Gisors et l'énigme des Templiers
Louis Régnier, à
qui nous devons la description de la trouvaille, donne une réponse : « le
retable faisait partie d’une chapelle Sainte-Catherine, située au sud de la
nef, construite vers les années 1530 et détruite après 1629. En effet, à
cette date de 1629, un potier d’étain nommé Antoine Dorival a composé un poème
dans lequel il décrit cette chapelle avec « une table d’autel toute battue
d’or » dont il énumère les sujets. « Au nombre de ceux-ci, nous
trouvons, comme dans nos sculptures, Jésus et la Vierge, la scène du Jardin des
Oliviers et sainte Madeleine ; mais on y voyait aussi la rencontre avec la
Samaritaine et l’incrédulité de saint Thomas, tandis que l’auteur ne parle ni
des priants, ni de saint Pierre, ni de l’entrée à Jérusalem. » Et Louis
Régnier de citer le poème d’Antoine Dorival :
« Or, l’éclat lumineux qui réverbère encor
De la table d’autel, toute battue d’or,
Brille si clairement que toute la chapelle
Ressemble un point du jour ou l’aurore la belle.
Près du puits de Jacob, l’amoureux des humains,
Se repose, lassé, où des Samaritains
Il arrive une femme, à qui ce Dieu de gloire,
Comme nécessiteux, humble, demande à boire,
Qui, le lui refusant, reçut de sa bonté
De l’eau prise au surgeon de sa divinité…

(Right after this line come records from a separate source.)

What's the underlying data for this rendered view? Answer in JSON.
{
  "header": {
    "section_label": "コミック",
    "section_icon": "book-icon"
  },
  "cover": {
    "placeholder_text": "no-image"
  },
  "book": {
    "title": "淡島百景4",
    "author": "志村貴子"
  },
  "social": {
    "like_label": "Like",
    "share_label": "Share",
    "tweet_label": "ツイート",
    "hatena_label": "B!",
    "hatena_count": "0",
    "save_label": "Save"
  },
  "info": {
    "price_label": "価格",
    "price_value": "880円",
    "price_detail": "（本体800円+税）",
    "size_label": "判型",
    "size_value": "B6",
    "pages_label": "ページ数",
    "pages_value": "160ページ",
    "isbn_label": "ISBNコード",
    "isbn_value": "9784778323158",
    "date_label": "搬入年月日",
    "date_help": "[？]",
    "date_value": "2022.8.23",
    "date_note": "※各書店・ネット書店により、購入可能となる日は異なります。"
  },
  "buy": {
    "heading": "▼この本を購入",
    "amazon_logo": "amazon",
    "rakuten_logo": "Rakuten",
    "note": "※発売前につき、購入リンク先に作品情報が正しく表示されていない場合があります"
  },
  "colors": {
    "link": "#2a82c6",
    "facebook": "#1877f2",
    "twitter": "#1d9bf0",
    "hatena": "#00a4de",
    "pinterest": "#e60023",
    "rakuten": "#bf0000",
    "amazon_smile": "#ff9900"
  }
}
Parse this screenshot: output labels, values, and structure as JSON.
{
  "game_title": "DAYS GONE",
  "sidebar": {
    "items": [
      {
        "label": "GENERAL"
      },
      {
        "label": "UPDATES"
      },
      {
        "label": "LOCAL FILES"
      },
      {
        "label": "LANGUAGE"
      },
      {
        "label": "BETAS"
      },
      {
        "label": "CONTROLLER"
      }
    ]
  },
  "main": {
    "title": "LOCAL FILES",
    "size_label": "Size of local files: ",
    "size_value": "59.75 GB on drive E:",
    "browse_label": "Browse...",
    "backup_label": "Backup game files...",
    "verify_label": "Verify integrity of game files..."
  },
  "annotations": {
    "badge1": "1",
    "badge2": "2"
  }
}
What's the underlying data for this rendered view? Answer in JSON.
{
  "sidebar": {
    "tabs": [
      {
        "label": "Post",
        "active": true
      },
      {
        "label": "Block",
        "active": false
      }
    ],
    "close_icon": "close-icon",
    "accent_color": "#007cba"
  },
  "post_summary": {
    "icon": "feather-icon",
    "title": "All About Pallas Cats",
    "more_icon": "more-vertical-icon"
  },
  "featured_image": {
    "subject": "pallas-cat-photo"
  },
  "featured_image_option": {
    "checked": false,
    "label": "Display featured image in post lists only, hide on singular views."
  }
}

Hors du tombeau sortir Jésus ressuscité.
Mais, ô chère Uranie ! arrête un peu la
course,
Et, comme tu as pris la Vierge pour ton Ourse
Dès le premier instant de ton embarquement,
Prends son Fil pour nocher. »
Le poème d’Antoine Dorival n’a rien d’original : il est
dans le ton des salons précieux de l’époque, et il n’y manque même pas
l’allusion à Uranie si chère à Vincent Voiture, à Malleville et aux autres
habitués du salon de madame de Rambouillet ou de mademoiselle de Scudéry.
Plutôt que d’y voir un cryptogramme, il vaudrait sans doute mieux le considérer
comme un élégant badinage à la mode du temps sur un sujet vaguement religieux.
Mais le « Fil pour nocher », la « Vierge Ourse » et les
différentes citations bibliques sont une excellente nourriture pour tous ceux
qui veulent découvrir des clefs ésotériques même là où il n’y en a pas. Le
poème de Dorival est donc devenu un texte sacré pour retrouver le chemin du
Trésor de Gisors, qui ne peut évidemment se trouver que dans la chapelle
Sainte-Catherine…
Ce qui est commode, c’est que cette chapelle n’existant plus
on peut lui faire dire tout ce que l’on veut. D’ailleurs, si elle n’existe
plus, c’est qu’on l’a fait sciemment disparaître parce qu’on ne voulait pas que
les « secrets » qui y étaient déposés soient répandus à la surface du
monde. Le complot universel est encore présent. L’intervention des puissances
occultes aussi. Le manuscrit de Dorival, connu seulement par le fragment publié
par Louis Régnier, s’est soi-disant volatilisé des archives de l’Eure où il se
trouvait. Quant au retable découvert en 1898, il est introuvable. Il ne reste
comme preuve de son existence que la description de Régnier et une
photographie. Tout cela est évidemment bien étrange, mais n’autorise nullement
certains à prétendre que, dans ce retable, « dort un secret que seuls,
jusque-là, les initiés pouvaient déchiffrer ». Ce qui est agaçant
lorsqu’on parle d’ initiés , c’est qu’on se garde bien de
nous préciser à quoi ils sont initiés. Cela permet en
tout cas de faire semblant d’être « au parfum » comme on dit, et de
présenter comme réalités de simples hypothèses de travail. De toute façon, la
chapelle Sainte-Catherine de Gisors a bel et bien existé. On l’a démolie pour
des raisons qui nous échappent, et il est probable que les fragments de retable
découverts en 1898 n’ont pas été perdus pour tout le monde : il y a des
collectionneurs d’objets d’art fort discrets.
Le nœud de l’affaire du trésor de Gisors est un certain
Roger Lhomoy, celui qui a été l’informateur de Gérard de Sède pour son livre Les Templiers sont parmi nous . D’après les témoignages,
quelque peu contradictoires, le concernant, il apparaît que ce personnage, mort
dans la misère en 1974, a été un passionné de la chasse aux trésors. Dans sa
jeunesse, il aurait pratiqué des fouilles clandestines un peu partout dans le
Vexin, et aurait vendu à des amateurs les curiosités qu’il avait découvertes.